あくまで主体は“家庭での充電”ということだ。なお、プリウス・プラグインハイブリッドでは回生ブレーキからの充電もできるが、そもそも外部電源からの充電を想定しているので、回生ブレーキだけで十分な充電をするのは難しい。しかし、「バッテリー系の大容量化が図られた結果、充電効率そのものは3代目プリウスよりも向上している」(田中氏)という。

さて、MEGA WEBでの休憩後にクルマに戻ると、充電ができた量は全体の7割弱程度。そのため水道橋までの復路はEVモードのみというわけにはいかず、全体走行の4%ほどはガソリンエンジンを使ってしまった。しかし、往復で約30kmのほとんどのEVモードのみで走れたことは、十分に評価に値するだろう。

◆PHVの課題は「家庭内の充電環境整備」

プリウス プラグインハイブリッドは現段階でかなり高い完成度を誇っており、価格の高さを抜きにすれば、今すぐ一般販売しても十分に通用するクオリティだった。筆者の率直な感想では、3代目プリウスに50万 - 80万円程度のプラスαであれば、“ほぼEV”として乗れる点を鑑みても魅力的だ。EV専用車のように、街中の充電スタンド整備を待たなくても安心して乗れるため、販売価格次第で、すぐにでも一般普及が狙えるクルマだと思う。

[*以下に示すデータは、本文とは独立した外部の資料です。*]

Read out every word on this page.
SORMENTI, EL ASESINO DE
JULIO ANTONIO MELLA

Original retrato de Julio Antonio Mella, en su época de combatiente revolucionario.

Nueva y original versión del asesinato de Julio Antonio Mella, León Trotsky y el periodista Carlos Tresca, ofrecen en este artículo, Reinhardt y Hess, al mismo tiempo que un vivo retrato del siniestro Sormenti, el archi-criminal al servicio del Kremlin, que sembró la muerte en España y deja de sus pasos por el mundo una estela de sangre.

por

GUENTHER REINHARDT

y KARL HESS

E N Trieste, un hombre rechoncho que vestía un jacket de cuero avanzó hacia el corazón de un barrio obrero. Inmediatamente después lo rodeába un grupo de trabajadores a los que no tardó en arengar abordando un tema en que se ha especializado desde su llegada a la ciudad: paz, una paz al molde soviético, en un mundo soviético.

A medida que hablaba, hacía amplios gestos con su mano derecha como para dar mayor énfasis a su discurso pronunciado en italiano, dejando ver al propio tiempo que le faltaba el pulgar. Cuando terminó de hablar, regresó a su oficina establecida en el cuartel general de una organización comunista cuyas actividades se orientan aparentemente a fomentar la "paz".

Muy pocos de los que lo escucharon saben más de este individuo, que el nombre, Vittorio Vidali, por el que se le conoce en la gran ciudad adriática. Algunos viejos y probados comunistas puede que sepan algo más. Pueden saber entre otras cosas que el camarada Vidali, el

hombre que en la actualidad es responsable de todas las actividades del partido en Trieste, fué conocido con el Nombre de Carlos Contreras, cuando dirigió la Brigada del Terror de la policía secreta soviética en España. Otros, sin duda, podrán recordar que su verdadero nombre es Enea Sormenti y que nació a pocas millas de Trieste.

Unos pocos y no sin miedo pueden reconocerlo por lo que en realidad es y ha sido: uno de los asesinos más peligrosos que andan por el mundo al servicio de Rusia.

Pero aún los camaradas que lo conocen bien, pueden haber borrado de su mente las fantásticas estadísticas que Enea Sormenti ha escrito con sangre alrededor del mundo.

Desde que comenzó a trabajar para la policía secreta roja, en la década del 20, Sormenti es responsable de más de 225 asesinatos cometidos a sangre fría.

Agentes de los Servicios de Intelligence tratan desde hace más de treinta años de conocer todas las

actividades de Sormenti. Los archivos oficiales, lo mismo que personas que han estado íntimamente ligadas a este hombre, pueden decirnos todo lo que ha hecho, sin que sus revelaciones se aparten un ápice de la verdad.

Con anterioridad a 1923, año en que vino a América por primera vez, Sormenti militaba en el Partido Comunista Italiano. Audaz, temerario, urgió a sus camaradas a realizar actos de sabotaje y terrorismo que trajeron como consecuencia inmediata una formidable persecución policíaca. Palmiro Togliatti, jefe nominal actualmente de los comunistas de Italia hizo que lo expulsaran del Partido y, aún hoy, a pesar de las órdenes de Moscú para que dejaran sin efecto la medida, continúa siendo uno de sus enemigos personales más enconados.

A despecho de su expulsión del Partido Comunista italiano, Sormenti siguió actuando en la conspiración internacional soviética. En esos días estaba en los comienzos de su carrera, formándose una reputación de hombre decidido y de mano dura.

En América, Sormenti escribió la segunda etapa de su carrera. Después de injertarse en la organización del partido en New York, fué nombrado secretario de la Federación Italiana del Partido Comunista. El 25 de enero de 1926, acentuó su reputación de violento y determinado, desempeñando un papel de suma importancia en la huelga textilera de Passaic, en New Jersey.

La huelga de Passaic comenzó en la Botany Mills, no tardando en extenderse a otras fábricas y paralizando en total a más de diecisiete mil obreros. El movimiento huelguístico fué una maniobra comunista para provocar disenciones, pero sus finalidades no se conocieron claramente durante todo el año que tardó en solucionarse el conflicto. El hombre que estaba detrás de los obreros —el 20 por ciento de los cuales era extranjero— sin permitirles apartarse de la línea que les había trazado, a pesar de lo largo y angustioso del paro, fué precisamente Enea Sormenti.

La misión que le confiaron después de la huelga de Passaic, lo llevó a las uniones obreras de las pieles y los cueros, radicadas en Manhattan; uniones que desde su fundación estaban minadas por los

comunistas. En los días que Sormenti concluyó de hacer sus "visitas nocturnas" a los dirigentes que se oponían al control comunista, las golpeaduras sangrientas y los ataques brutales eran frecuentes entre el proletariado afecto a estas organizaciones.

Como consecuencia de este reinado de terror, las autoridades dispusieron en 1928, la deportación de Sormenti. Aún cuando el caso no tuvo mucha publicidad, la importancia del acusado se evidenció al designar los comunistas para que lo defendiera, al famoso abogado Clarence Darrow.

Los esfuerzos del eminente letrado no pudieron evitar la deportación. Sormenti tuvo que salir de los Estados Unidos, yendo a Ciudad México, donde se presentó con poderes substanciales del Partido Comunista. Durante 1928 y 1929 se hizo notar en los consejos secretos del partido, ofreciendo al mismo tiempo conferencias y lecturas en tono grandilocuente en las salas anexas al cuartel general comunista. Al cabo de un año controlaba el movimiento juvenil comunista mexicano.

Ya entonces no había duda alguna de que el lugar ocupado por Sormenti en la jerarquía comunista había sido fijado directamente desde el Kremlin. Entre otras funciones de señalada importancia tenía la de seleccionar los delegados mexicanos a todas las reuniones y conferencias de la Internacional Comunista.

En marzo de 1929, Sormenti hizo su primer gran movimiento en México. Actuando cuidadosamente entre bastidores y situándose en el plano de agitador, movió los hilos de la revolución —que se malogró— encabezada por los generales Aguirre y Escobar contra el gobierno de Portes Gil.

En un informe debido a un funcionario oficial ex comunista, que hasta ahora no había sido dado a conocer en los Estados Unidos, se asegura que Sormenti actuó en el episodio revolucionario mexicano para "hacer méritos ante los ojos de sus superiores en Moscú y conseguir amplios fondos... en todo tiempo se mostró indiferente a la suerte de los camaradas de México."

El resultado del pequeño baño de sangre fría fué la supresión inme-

しかし、筆者はたとえその価格で市販されても、プリウスプラグインハイブリッドを買わない。というか、買えない。なぜなら、自宅マンションに「充電に必要な電源」がないからだ。

これはPHVに限った話ではないが、ガレージ付きの一戸建て住宅でもないと、駐車場に充電用コンセントはない。分譲・賃貸マンションの敷地内駐車場や、屋外の一般駐車場にクルマを駐車している人は少なくない。そこに充電環境がなければ、PHVやEVが欲しくても買えないのだ。

むろん、この課題は、自動車メーカーではなく、まずは不動産開発業者やマンションオーナーが考えるべきものではある。プリウスプラグインハイブリッドの完成度の高さを鑑みれば、PHVは利用環境さえ整えば、一般ユーザーにとって「現実的な選択肢」になり得る。マンション側でもそういった新時代にむけて、“駐車場充電設備”を整備し、物件の付加価値にするべきだろう。しかし、その一方で、PHVやEVを作る自動車メーカーにも、ひとつの事業として駐車場への充電環境の整備を真剣に取り組んでもらいたいとも思うのだ。自動車メーカー単独で駐車場整備に乗り出せないのならば、パーク24など駐車場管理事業者と提携して、マンションなど大規模集合住宅の駐車場整備・管理ビジネスに進出するという手もある。今後、PHVやEVを作るメーカーは、充電設備を普及させる事業を戦略的に行うことも視野に入れていくべきではないだろうか。

PHVやEVなど“インフラにつながるクルマ”は、クルマそのものの完成度を高めるだけでなく、その利用環境を整えることも重要になる。今回のプリウスプラグインハイブリッドの完成度が高かっただけに、トヨタにはぜひ、PHVの利用環境整備も含めた普及戦略を考えてもらいたい。